True, these “rotters”, as the more bigoted characters on the show called them, were much prettier than most zombies you see in the media.  They didn’t actually seem to be decaying, just greyish… and that only if they washed off their state-issued concealer makeup.  They appeared to have survived dying and undying with a variety of sexual orientations intact, so that was… nice?  Well, except when relationships ended as tragically as they sometimes do even for the living.  The Doctor did become emotional at some of the events, but that was nothing to what they saw of the Master’s reactions, when they managed to catch flashes of his engagement with the show on the mental wavelength or saw out of the corner of their eye how he started when something awful happened to any of the protagonists.  If only he cared like this about real people!  But he didn’t see real live humans as actually people.

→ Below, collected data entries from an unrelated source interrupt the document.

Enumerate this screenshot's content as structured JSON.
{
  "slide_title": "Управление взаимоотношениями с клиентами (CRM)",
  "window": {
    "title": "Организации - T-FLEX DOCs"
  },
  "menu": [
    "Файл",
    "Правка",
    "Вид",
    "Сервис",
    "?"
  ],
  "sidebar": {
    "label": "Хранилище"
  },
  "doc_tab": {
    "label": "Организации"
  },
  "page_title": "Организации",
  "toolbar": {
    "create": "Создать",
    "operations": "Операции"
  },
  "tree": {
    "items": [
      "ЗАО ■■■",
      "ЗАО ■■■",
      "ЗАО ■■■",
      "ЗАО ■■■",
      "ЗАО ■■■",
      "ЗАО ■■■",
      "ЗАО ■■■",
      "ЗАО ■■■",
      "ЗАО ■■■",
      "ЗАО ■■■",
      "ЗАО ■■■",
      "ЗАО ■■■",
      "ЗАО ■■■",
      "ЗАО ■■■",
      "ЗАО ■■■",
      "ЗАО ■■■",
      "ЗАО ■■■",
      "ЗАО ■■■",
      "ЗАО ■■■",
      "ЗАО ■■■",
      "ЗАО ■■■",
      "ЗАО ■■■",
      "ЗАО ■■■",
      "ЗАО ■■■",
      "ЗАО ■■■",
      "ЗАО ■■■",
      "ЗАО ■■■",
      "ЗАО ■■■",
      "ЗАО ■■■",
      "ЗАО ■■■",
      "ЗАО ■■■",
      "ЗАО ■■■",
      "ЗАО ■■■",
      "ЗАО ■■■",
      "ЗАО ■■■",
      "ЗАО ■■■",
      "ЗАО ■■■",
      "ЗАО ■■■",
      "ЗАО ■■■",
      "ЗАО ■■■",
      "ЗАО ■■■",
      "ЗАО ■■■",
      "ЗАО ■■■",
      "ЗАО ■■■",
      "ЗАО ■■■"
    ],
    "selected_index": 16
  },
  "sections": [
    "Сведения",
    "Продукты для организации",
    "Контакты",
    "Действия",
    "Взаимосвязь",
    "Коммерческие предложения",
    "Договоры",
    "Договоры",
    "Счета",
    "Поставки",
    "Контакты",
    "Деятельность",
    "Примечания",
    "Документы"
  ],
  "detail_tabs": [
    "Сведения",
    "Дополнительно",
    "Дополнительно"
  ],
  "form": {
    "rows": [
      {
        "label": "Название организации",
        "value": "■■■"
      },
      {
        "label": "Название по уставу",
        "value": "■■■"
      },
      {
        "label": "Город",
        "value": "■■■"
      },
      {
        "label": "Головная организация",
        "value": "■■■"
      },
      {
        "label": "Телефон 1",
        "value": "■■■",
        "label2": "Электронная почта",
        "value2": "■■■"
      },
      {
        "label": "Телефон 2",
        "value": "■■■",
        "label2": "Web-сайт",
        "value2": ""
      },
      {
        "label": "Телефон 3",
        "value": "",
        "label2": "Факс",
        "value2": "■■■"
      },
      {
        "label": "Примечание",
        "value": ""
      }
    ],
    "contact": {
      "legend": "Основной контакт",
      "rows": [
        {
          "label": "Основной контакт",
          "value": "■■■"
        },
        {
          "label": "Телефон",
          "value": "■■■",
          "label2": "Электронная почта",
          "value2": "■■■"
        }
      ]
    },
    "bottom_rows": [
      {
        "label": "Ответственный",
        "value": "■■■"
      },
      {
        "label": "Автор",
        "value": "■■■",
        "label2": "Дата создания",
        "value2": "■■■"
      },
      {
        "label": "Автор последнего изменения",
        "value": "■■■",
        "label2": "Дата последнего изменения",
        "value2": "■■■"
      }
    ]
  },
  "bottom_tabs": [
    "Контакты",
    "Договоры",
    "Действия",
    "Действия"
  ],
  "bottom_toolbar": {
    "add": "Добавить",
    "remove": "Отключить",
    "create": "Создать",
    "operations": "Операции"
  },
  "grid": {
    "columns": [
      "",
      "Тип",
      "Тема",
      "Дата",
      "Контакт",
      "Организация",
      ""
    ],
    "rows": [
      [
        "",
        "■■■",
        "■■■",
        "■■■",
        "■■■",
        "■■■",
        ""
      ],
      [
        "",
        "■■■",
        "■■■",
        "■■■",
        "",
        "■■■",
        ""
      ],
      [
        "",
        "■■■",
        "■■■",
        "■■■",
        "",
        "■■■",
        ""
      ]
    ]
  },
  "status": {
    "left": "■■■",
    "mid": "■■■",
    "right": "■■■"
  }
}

These “PDS sufferers”, as political correctness wanted them called, only tried to chew on the brains of the living if they missed their state-issued medication or took illicit drugs.  But still.  These elegant undead children had flashbacks of having eaten their flipping neighbours.  Othersblood, was that what the Master liked about this programme?!  The Doctor struggled to keep down the bile rising in their throat and in their mind.  Luckily this hadn’t been a very tactile day for either of them, so the two were curled up companionably enough at opposite ends of the sofa with a tea-tray of (untouched, on the Doctor’s part) snacks between them.  The Doctor would’ve had to work much harder at shielding those uncharitable thoughts from the Master if they’d had their arm around him.

Thanks to time and relative dimensions in programming, actual reruns, or whatever passes for streaming in the vortex, they had been able to see the entire 3-episode first season.  And they’d watched it in silence, a rarity since the Master usually made lots of cynical or even appreciative comments while watching telly. But the Doctor’s relief at finally reaching the end was cut short when the Master turned, eyes shining wickedly out from under lowered brows, grinned his most cheerfully murderous grin, and imitated perfectly the protagonist’s slightly dead and mostly northern intonation of the supposedly empowering phrase:

"I am a Partially Deceased Syndrome sufferer and what I did in my untreated state was not my fault."  

The Doctor nearly tipped over the tray in their hurry to stumble away from the sofa and find any excuse to be anywhere else in the TARDIS but here.